The tricky part is determining
where the boundary between commitment and overreach lies. I used to be the announcer for our school’s
wrestling matches and would attend the “coaches’ meeting” at the local pub afterward. Over a beer, one of my students’ fathers
tried to ingratiate himself with me by bemoaning what a lazy student his son
was. I couldn’t resist correcting him:
“He’s a good kid. He’s really smart.”
Pause. “You know, he thinks you hate
him.”
The father seemed shocked, as any
decent part would be. “No, he doesn’t.”
I shrugged, “That’s what he told
me.”
Did my action help? I have no idea. Was it appropriate? Probably not.
I saw an opportunity to give this kid a voice and jumped at it. If the guy wouldn’t listen to his son, maybe
he’d listen to the teacher he was hitting on.
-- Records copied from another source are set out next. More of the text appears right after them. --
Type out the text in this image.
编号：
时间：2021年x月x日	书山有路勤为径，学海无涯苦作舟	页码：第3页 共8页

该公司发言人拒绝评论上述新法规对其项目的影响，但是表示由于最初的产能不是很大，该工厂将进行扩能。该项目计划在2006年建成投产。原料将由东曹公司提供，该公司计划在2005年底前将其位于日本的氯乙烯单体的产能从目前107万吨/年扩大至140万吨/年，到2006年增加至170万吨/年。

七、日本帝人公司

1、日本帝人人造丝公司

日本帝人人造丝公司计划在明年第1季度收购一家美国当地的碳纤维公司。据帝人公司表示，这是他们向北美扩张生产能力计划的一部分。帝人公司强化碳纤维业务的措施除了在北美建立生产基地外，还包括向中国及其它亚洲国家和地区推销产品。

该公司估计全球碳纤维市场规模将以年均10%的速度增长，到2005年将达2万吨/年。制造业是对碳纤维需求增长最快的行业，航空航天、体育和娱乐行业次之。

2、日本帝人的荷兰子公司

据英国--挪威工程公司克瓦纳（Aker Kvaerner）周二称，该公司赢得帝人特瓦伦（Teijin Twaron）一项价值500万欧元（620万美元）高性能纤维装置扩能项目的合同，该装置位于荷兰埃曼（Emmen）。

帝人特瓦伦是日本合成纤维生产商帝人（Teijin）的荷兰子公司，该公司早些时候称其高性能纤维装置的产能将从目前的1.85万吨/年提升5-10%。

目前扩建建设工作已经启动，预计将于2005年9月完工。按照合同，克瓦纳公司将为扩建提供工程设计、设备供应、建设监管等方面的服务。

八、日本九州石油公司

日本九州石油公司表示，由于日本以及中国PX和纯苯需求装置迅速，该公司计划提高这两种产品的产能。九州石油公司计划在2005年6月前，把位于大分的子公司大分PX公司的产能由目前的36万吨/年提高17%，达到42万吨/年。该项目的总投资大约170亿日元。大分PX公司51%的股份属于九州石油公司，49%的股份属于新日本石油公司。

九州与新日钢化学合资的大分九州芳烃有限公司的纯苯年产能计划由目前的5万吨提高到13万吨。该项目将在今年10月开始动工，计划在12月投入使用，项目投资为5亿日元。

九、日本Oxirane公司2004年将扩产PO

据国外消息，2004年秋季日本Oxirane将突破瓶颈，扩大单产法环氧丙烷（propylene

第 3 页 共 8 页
A legislator or central office
administrator reading this might attempt to “solve” the boundary problem by
creating a zero-tolerance policy for parent-teacher and student-teacher
interactions outside of school. Such a
policy is absolutely untenable. Even if
you forego the bar, you’ll run into your kids and their families at the grocery
store, at the burger joint, in the locker room at the gym. Some teachers are related to the parents of
their students or sing in the same church choir. Teachers cannot simultaneously remain aloof
and get actively involved.
So, again, where do you draw the
line? While others may reject my answer
as irresponsible or unenforceable, I think the rightness or wrongness of your
behavior lies in its motivation. If your
endgame is the acquisition of gratitude and love from your students or their
parents, you have crossed over to the dark side.
Unfortunately, as in my case, it may only be
in retrospect that you recognize your error.